The information below comes from the statement of deficiencies compiled by health inspectors and provided to AHCJ by the Centers for Medicare and Medicaid Services. It does not include the steps the hospital plans to take to fix the problem, known as a plan of correction. For that information, you should contact the hospital, your state health department or CMS. Accessing the document may require you to file a Freedom of Information Request. Information on doing so is available here.

BAYFRONT HEALTH - ST PETERSBURG 701 6TH ST S SAINT PETERSBURG, FL 33701 March 3, 2011
VIOLATION: NURSING CARE PLAN Tag No: A0396
**NOTE- TERMS IN BRACKETS HAVE BEEN EDITED TO PROTECT CONFIDENTIALITY**

Based on record review and staff interview, it was determined that the nursing staff failed to implement the nursing care plan for two (#1,#3) of five sampled patients.


Findings include:

1. Patient #1 was admitted to the facility on [DATE] and expired on [DATE]. The physician documented in the History and Physical the patient had colon cancer with metastasis to the liver and lungs. Review of the nursing documentation revealed that the nursing care plan included skin care as one of the nursing problems to be addressed. The plan of care included repositioning the patient at least every 2 hours. It also required documentation of the patient's position every two hours and assessment of the patient's skin at least every shift. Review of the medical record revealed that the nursing staff failed to document the patient's position on the following dates:
1/23/11 - position not documented from 4:00 a.m. until 8:00 a.m.
2/16/11 - position not documented from 2:00 a.m. until 6:00 a.m. and from 4:00 p.m. until 8:00 p.m.
2/23/11 - position not documented from 4:00 p.m. until 8:00 p.m. and from 11:00 p.m. until 5:00 a.m. on 2/24/11
2/24/11 - position not documented from 5:00 a.m. until 12:00 noon

Review of the documentation of the skin assessment revealed that the assessment was not documented on 2/19/11.

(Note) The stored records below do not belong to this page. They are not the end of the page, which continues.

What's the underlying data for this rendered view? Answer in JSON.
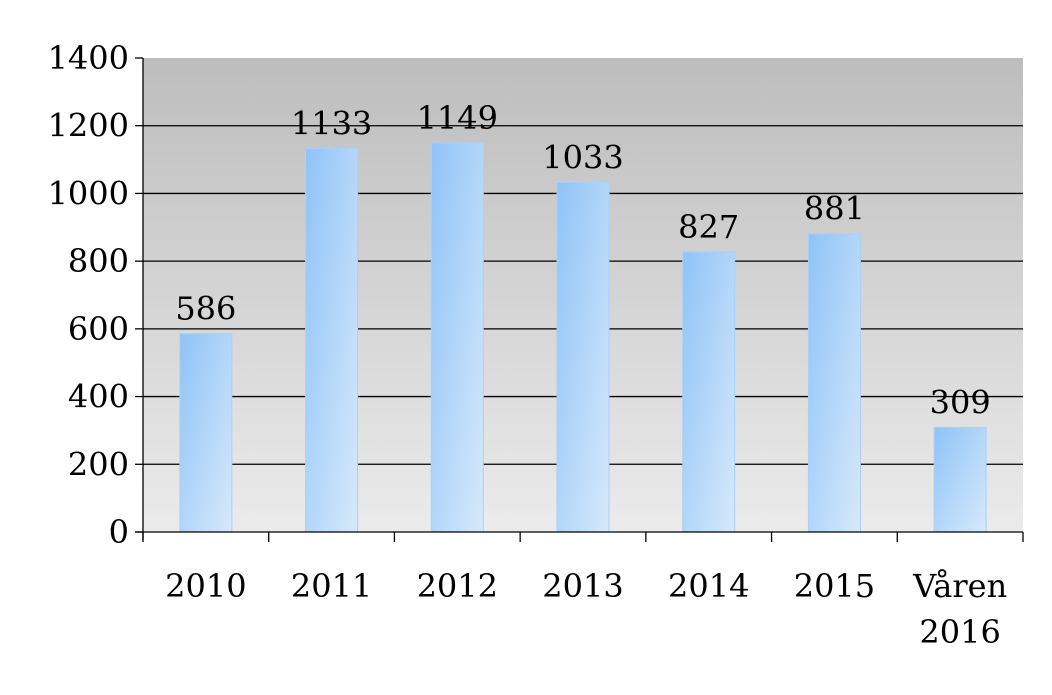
{
  "chart_data": {
    "type": "bar",
    "title": "",
    "xlabel": "",
    "ylabel": "",
    "categories": [
      [
        "2010"
      ],
      [
        "2011"
      ],
      [
        "2012"
      ],
      [
        "2013"
      ],
      [
        "2014"
      ],
      [
        "2015"
      ],
      [
        "Våren",
        "2016"
      ]
    ],
    "values": [
      586,
      1133,
      1149,
      1033,
      827,
      881,
      309
    ],
    "ylim": [
      0,
      1400
    ],
    "yticks": [
      "0",
      "200",
      "400",
      "600",
      "800",
      "1000",
      "1200",
      "1400"
    ],
    "grid": true,
    "legend": "none",
    "colors": {
      "bar_light": "#d6e9fb",
      "bar_dark": "#8fc3f7",
      "plot_bg_top": "#bdbdbd",
      "plot_bg_bottom": "#ebebeb",
      "grid": "#000000"
    }
  }
}
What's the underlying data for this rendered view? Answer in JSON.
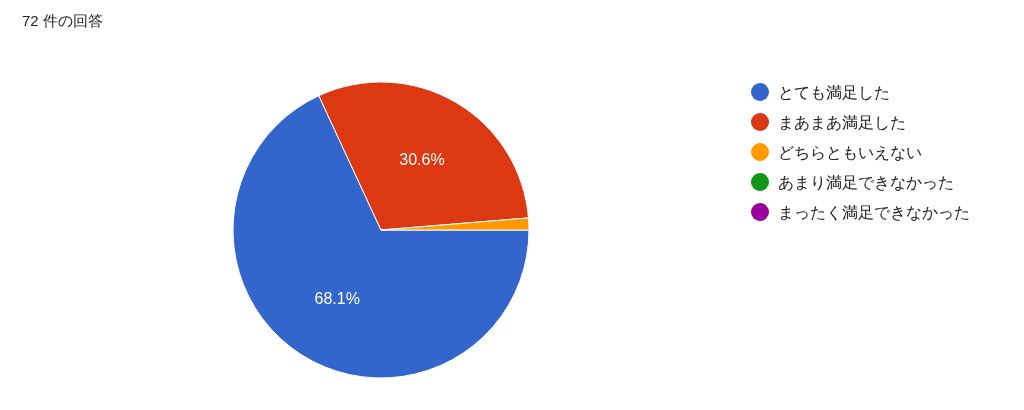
{
  "chart_data": {
    "type": "pie",
    "title": "72 件の回答",
    "categories": [
      "とても満足した",
      "まあまあ満足した",
      "どちらともいえない",
      "あまり満足できなかった",
      "まったく満足できなかった"
    ],
    "values": [
      68.1,
      30.6,
      1.3,
      0,
      0
    ],
    "colors": [
      "#3366cc",
      "#dc3912",
      "#ff9900",
      "#109618",
      "#990099"
    ],
    "value_labels": [
      "68.1%",
      "30.6%",
      null,
      null,
      null
    ],
    "legend": "right"
  }
}
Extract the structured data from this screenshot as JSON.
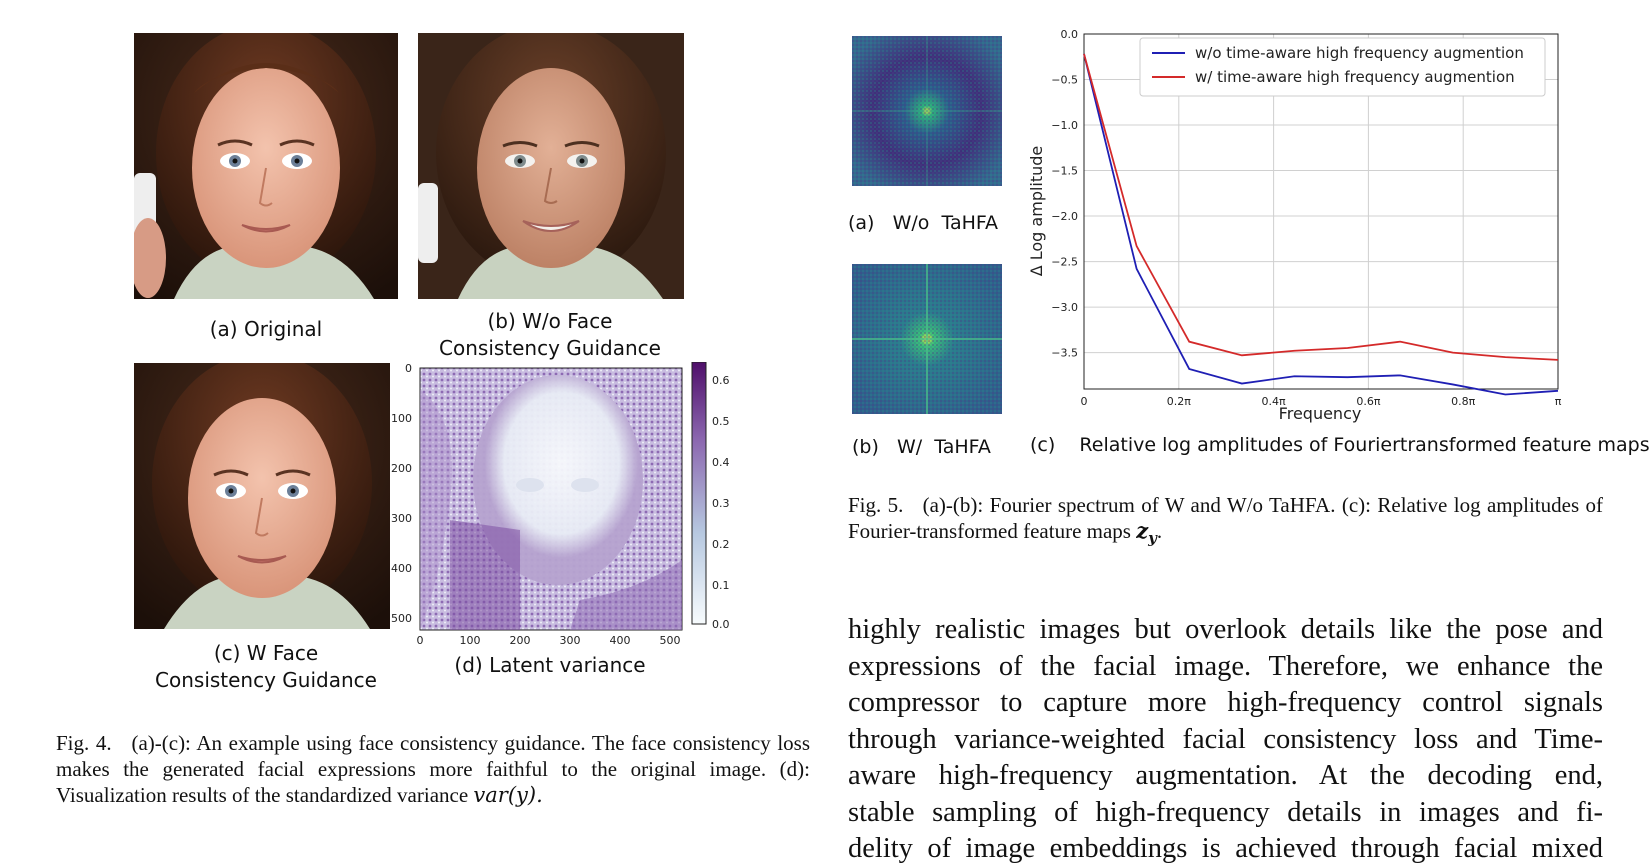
{
  "figure4": {
    "captions": {
      "a": "(a) Original",
      "b_line1": "(b) W/o Face",
      "b_line2": "Consistency Guidance",
      "c_line1": "(c) W Face",
      "c_line2": "Consistency Guidance",
      "d": "(d) Latent variance"
    },
    "heatmap_axes": {
      "y_ticks": [
        "0",
        "100",
        "200",
        "300",
        "400",
        "500"
      ],
      "x_ticks": [
        "0",
        "100",
        "200",
        "300",
        "400",
        "500"
      ],
      "colorbar_ticks": [
        "0.6",
        "0.5",
        "0.4",
        "0.3",
        "0.2",
        "0.1",
        "0.0"
      ]
    },
    "caption_label": "Fig. 4.",
    "caption_text": "(a)-(c): An example using face consistency guidance. The face consistency loss makes the generated facial expressions more faithful to the original image. (d): Visualization results of the standardized variance",
    "caption_math": "var(y).",
    "colors": {
      "heatmap_high": "#5b1a7a",
      "heatmap_mid": "#8e6bb0",
      "heatmap_low": "#f3f6fb"
    }
  },
  "figure5": {
    "spectrum_a_caption": "(a)   W/o  TaHFA",
    "spectrum_b_caption": "(b)   W/  TaHFA",
    "plot_caption": "(c)    Relative log amplitudes of Fouriertransformed feature maps",
    "caption_label": "Fig. 5.",
    "caption_text": "(a)-(b): Fourier spectrum of W and W/o TaHFA. (c): Relative log amplitudes of Fourier-transformed feature maps",
    "caption_math": "z",
    "caption_math_sub": "y",
    "caption_end": "."
  },
  "chart_data": {
    "type": "line",
    "title": "",
    "xlabel": "Frequency",
    "ylabel": "Δ Log amplitude",
    "x_tick_labels": [
      "0",
      "0.2π",
      "0.4π",
      "0.6π",
      "0.8π",
      "π"
    ],
    "y_tick_labels": [
      "0.0",
      "−0.5",
      "−1.0",
      "−1.5",
      "−2.0",
      "−2.5",
      "−3.0",
      "−3.5"
    ],
    "xlim": [
      0,
      1
    ],
    "ylim": [
      -3.9,
      0
    ],
    "y_ticks": [
      0,
      -0.5,
      -1.0,
      -1.5,
      -2.0,
      -2.5,
      -3.0,
      -3.5
    ],
    "x_ticks": [
      0,
      0.2,
      0.4,
      0.6,
      0.8,
      1.0
    ],
    "grid": true,
    "legend_position": "top-right",
    "x": [
      0,
      0.111,
      0.222,
      0.333,
      0.444,
      0.556,
      0.667,
      0.778,
      0.889,
      1.0
    ],
    "series": [
      {
        "name": "w/o time-aware high frequency augmention",
        "color": "#1f1fb4",
        "values": [
          -0.22,
          -2.58,
          -3.68,
          -3.84,
          -3.76,
          -3.77,
          -3.75,
          -3.85,
          -3.96,
          -3.92
        ]
      },
      {
        "name": "w/ time-aware high frequency augmention",
        "color": "#d42a2a",
        "values": [
          -0.22,
          -2.33,
          -3.38,
          -3.53,
          -3.48,
          -3.45,
          -3.38,
          -3.5,
          -3.55,
          -3.58
        ]
      }
    ]
  },
  "body_text_lines": [
    "highly realistic images but overlook details like the pose and",
    "expressions of the facial image. Therefore, we enhance the",
    "compressor to capture more high-frequency control signals",
    "through variance-weighted facial consistency loss and Time-",
    "aware high-frequency augmentation. At the decoding end,",
    "stable sampling of high-frequency details in images and fi-",
    "delity of image embeddings is achieved through facial mixed"
  ]
}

Nursing documentation indicated that a stage II pressure ulcer was noticed on 2/23/11 at 3:00 a.m. The nursing staff failed to ensure the patient was reposition for approximately 10 total hours after the pressure ulcer was identified. During interview on 3/2/11 the Director of Nursing confirmed the lack of evidence of repositioning on the dates noted above.

2. Patient #3 was admitted to the facility on [DATE]. The History and Physical indicated the patient had cirrhosis of the liver. The physician ordered fluid restriction of 1500 ccs on 3/1/11. Review of the intake and output record revealed the staff did not document fluid intake from 1:26 p.m. on 3/2/11 until 7:00 a.m. on 3/3/11. During interview on 3/3/11 at approximately 9:30 a.m. the Director of Nursing confirmed there was no evidence that the nursing staff had monitored the fluid intake as ordered.
VIOLATION: ADMINISTRATION OF DRUGS Tag No: A0405
Based on record review and staff interview, it was determined that the facility failed to administer medication as ordered for one (#3) of five sampled patients.



Findings include:

Review of physician orders for patient #1 revealed an order for Lasix 40 milligrams every 12 hours times 3 doses written by the physician on 3/1/11. The first dose was given at 6:30 p.m. on 3/1/11. The 2nd dose was administered at 6:21 a.m. on 3/2/11. The third dose was not administered until 9:00 p.m., which was 14 1/3 hours after the second dose. There was no documentation of why the dose was administered late. During interview on 3/3/11 at approximately 9:30 a.m. the Director of Nursing confirmed the above finding.